[SMM News] Sigma Lithium afirma que operações no Brasil não foram afetadas e que não recebeu notificação judicial sobre suposta suspensão de licença

Publicado: Sep 10, 2026 17:54

Em 9 de setembro, a Sigma Lithium declarou que não recebeu nenhuma comunicação jurídica sobre uma decisão judicial preliminar que supostamente suspendeu as licenças ambientais de sua mina Grota do Cirilo, no Brasil. A empresa afirmou que as atividades de mineração e industriais continuam sem interrupção, com metas de produção inalteradas de 240.000 toneladas de concentrado de óxido de lítio nos próximos 12 meses, subindo para 330.000 toneladas no ano fiscal de 2027.

A Sigma disse que a decisão foi emitida sem o devido processo legal e que iniciará sua defesa jurídica quando os tribunais retomarem as operações normais em 8 de setembro, após um recesso de três dias de feriado nacional.
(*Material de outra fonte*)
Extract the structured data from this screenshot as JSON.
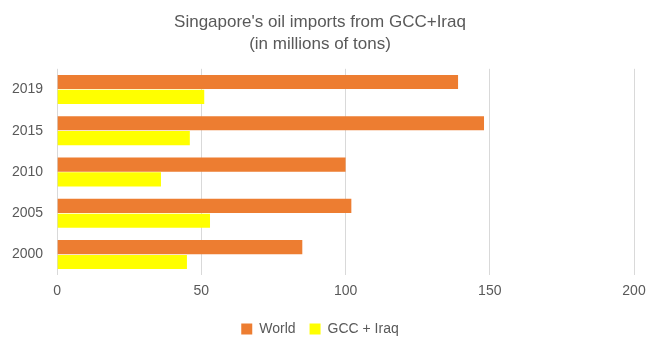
{
  "chart_data": {
    "type": "bar",
    "orientation": "horizontal",
    "title": "Singapore's oil imports from GCC+Iraq",
    "subtitle": "(in millions of tons)",
    "categories": [
      "2019",
      "2015",
      "2010",
      "2005",
      "2000"
    ],
    "series": [
      {
        "name": "World",
        "color": "#ed7d31",
        "values": [
          139,
          148,
          100,
          102,
          85
        ]
      },
      {
        "name": "GCC + Iraq",
        "color": "#ffff00",
        "values": [
          51,
          46,
          36,
          53,
          45
        ]
      }
    ],
    "xlim": [
      0,
      200
    ],
    "xticks": [
      0,
      50,
      100,
      150,
      200
    ],
    "grid": true,
    "legend": "bottom"
  }
}
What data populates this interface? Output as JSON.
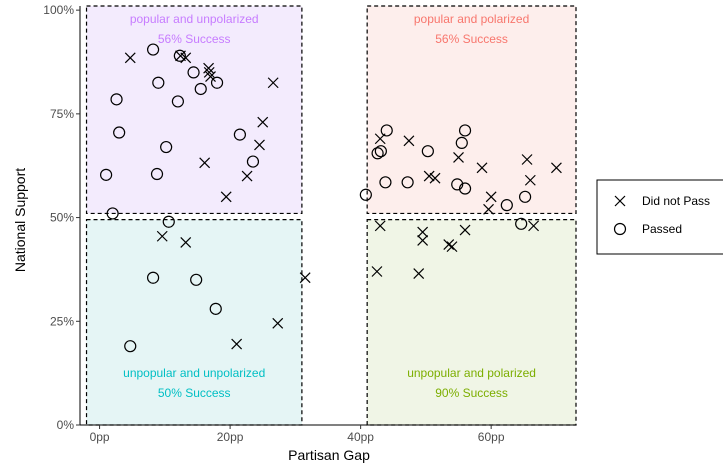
{
  "chart_data": {
    "type": "scatter",
    "xlabel": "Partisan Gap",
    "ylabel": "National Support",
    "xlim": [
      -3,
      73
    ],
    "ylim": [
      0,
      101
    ],
    "x_ticks": [
      0,
      20,
      40,
      60
    ],
    "x_tick_labels": [
      "0pp",
      "20pp",
      "40pp",
      "60pp"
    ],
    "y_ticks": [
      0,
      25,
      50,
      75,
      100
    ],
    "y_tick_labels": [
      "0%",
      "25%",
      "50%",
      "75%",
      "100%"
    ],
    "grid": false,
    "legend_position": "right",
    "quadrants": [
      {
        "name": "popular and unpolarized",
        "success": "56% Success",
        "x_range": [
          -2,
          31
        ],
        "y_range": [
          51,
          101
        ],
        "color": "#c77cff",
        "fill": "#f3ebfd"
      },
      {
        "name": "popular and polarized",
        "success": "56% Success",
        "x_range": [
          41,
          73
        ],
        "y_range": [
          51,
          101
        ],
        "color": "#f8766d",
        "fill": "#fdeeec"
      },
      {
        "name": "unpopular and unpolarized",
        "success": "50% Success",
        "x_range": [
          -2,
          31
        ],
        "y_range": [
          0,
          49.5
        ],
        "color": "#00bfc4",
        "fill": "#e5f5f5"
      },
      {
        "name": "unpopular and polarized",
        "success": "90% Success",
        "x_range": [
          41,
          73
        ],
        "y_range": [
          0,
          49.5
        ],
        "color": "#7cae00",
        "fill": "#f0f5e6"
      }
    ],
    "series": [
      {
        "name": "Did not Pass",
        "marker": "x",
        "x": [
          4.7,
          12.4,
          13.2,
          16.7,
          16.8,
          17.0,
          26.6,
          25.0,
          24.5,
          16.1,
          22.6,
          19.4,
          9.6,
          13.2,
          31.5,
          27.3,
          21.0,
          43.0,
          47.4,
          55.0,
          58.6,
          59.6,
          65.5,
          66.0,
          70.0,
          60.0,
          50.5,
          51.4,
          42.5,
          43.0,
          49.5,
          49.5,
          53.5,
          54.0,
          56.0,
          66.5,
          48.9
        ],
        "y": [
          88.5,
          89.0,
          88.5,
          86.0,
          85.0,
          84.0,
          82.5,
          73.0,
          67.5,
          63.2,
          60.0,
          55.0,
          45.5,
          44.0,
          35.5,
          24.5,
          19.5,
          69.0,
          68.5,
          64.5,
          62.0,
          52.0,
          64.0,
          59.0,
          62.0,
          55.0,
          60.0,
          59.5,
          37.0,
          48.0,
          46.5,
          44.5,
          43.5,
          43.0,
          47.0,
          48.0,
          36.5
        ]
      },
      {
        "name": "Passed",
        "marker": "o",
        "x": [
          8.2,
          12.3,
          2.6,
          9.0,
          14.4,
          18.0,
          15.5,
          12.0,
          3.0,
          10.2,
          8.8,
          21.5,
          23.5,
          1.0,
          2.0,
          10.6,
          8.2,
          14.8,
          17.8,
          4.7,
          44.0,
          43.1,
          56.0,
          55.5,
          42.6,
          50.3,
          47.2,
          43.8,
          54.8,
          56.0,
          40.8,
          62.4,
          65.2,
          64.6
        ],
        "y": [
          90.5,
          89.0,
          78.5,
          82.5,
          85.0,
          82.5,
          81.0,
          78.0,
          70.5,
          67.0,
          60.5,
          70.0,
          63.5,
          60.3,
          51.0,
          49.0,
          35.5,
          35.0,
          28.0,
          19.0,
          71.0,
          66.0,
          71.0,
          68.0,
          65.5,
          66.0,
          58.5,
          58.5,
          58.0,
          57.0,
          55.5,
          53.0,
          55.0,
          48.5
        ]
      }
    ]
  }
}
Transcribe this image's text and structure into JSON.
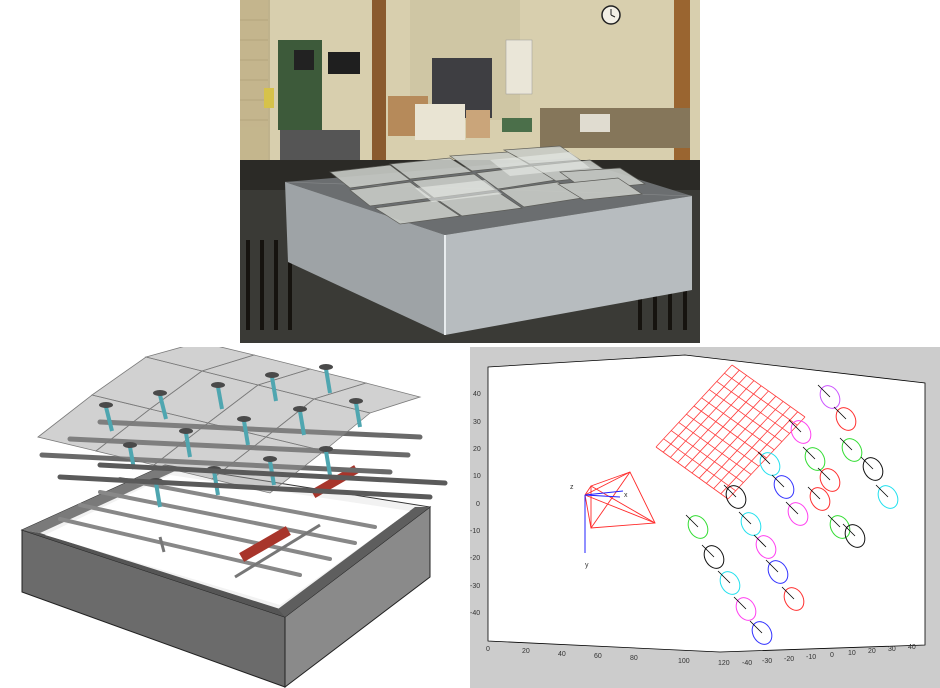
{
  "panels": {
    "photo": {
      "label": "photo of physical mirror array prototype"
    },
    "cad": {
      "label": "CAD rendering of mirror array mechanism"
    },
    "plot": {
      "label": "3D simulation plot"
    }
  },
  "plot": {
    "y_ticks": [
      "40",
      "30",
      "20",
      "10",
      "0",
      "-10",
      "-20",
      "-30",
      "-40"
    ],
    "x_ticks": [
      "0",
      "20",
      "40",
      "60",
      "80",
      "100",
      "120"
    ],
    "z_ticks": [
      "-40",
      "-30",
      "-20",
      "-10",
      "0",
      "10",
      "20",
      "30",
      "40"
    ],
    "axis_labels": {
      "zc": "z",
      "xc": "x",
      "yc": "y"
    }
  },
  "colors": {
    "grid_red": "#ff3b3b",
    "ring_colors": [
      "#ff3ff0",
      "#33dd33",
      "#ff3030",
      "#3333ff",
      "#22e0ee",
      "#111111",
      "#cc55ff"
    ]
  }
}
A empresa afirmou que tem fornecido consistentemente dados técnicos, ambientais e quantitativos às autoridades.

A decisão decorre de uma ação civil movida por uma federação de comunidades quilombolas, que argumentou que o projeto Grota do Cirilo está dentro da área de influência direta do território quilombola Bau, uma designação que exigiria consulta livre, prévia e informada. O juiz presidente citou estudos que situam o território a 2,7 km da área diretamente afetada do projeto, dentro de um limite de 8 km que aciona o processo de licenciamento mais extenso, e apontou atividades de detonação e movimentação de terra perto da comunidade como fundamentos para risco de dano.

A Sigma argumentou que o projeto está fora da zona de impacto. O tribunal ordenou uma revisão independente de georreferenciamento para determinar a distância exata entre o projeto e o território quilombola. Além da suposta suspensão das licenças ambientais, a decisão proíbe o estado de Minas Gerais de emitir novas licenças para o projeto e estabelece multa pela continuidade das operações.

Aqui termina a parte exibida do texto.